If you’ve been saving for a little while and watched your rainy-day pot grow into a nest egg, then you may be starting to wonder what kind of tax you’ll need to pay. The rules around tax savings can be a little bit complicated, so we’ve tried to lay them out simply for those who are navigating them for the first time.
You only pay tax on the interest you earn
When we talk about tax paid on your savings, we’re talking about the interest, not the savings themselves. This may seem obvious, but it’s worth being clear: the tax office won’t make a claim on the money that you’ve stashed away, just the earnings that you make on top.
Your first £1,000 of interest is tax free
Everyone in the UK has a personal savings allowance of £1,000. This means that the first £1,000 of interest you earn is not eligible to be taxed. It effectively means that most average savers in the UK won’t need to pay tax on their savings, especially with interest rates as low as they are currently.

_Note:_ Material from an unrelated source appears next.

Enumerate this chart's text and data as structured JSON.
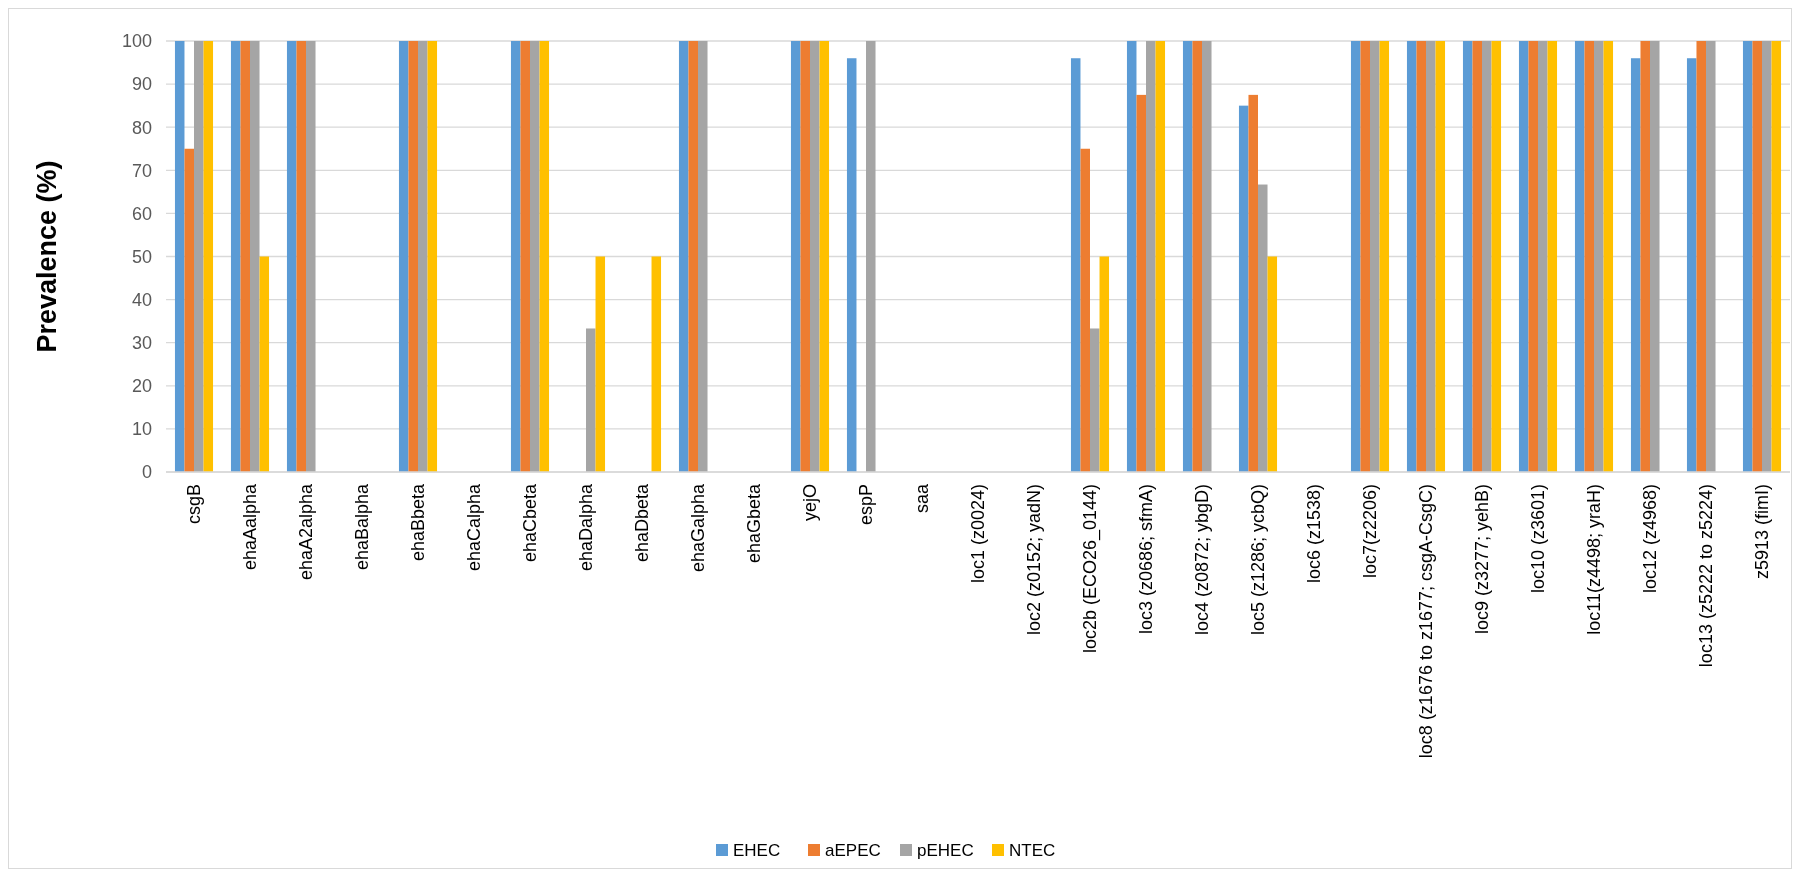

As an illustration, £20,000 earning a relatively generous 2% interest rate would net you £400 over the course of the year. Average savings vary depending on who’s doing the calculation, but don’t typically go higher than this.
For higher rate tax payers, this allowance reduces to £500.
If you’re on a low income, your tax-free allowance is higher
Those earning under £17,500 are also eligible for what’s known as the savings ‘starting rate’. If you earn under £12,500, your starting rate will be £5,000, meaning that you can earn 5,000 in interest without paying tax. The starting rate decreases by one pound for every pound you earn above the £12,500 threshold.
If this all sounds complex then don’t worry. The bottom line is that you’re unlikely to pay tax on your savings when you’re on a low income unless you have an exceptionally high savings balance.
Money in an ISA is exempt from tax
Every year, you can save up to £20,000 in a cash ISA, or invest it in a stocks and shares ISA. This money is not taxable, so any interest that you earn is yours to keep.
The amount of tax that you pay is determined by your income
If you do end up with savings interest that takes you over the tax threshold, you’ll pay 20% in tax as a basic rate taxpayer or 40% at the higher rate. For those on the additional rate, it goes up to 45%.
Get advice if you’re unsure
The information laid out above shows that most of us don’t need to worry about paying tax on our savings. However suddenly coming into some money – perhaps from inheritance, or a competition win – could change that. In that case, we would recommend speaking to a professional who can advise on your individual circumstances. That might include making suggestions on where to store your money and how to invest it as well as what tax to pay.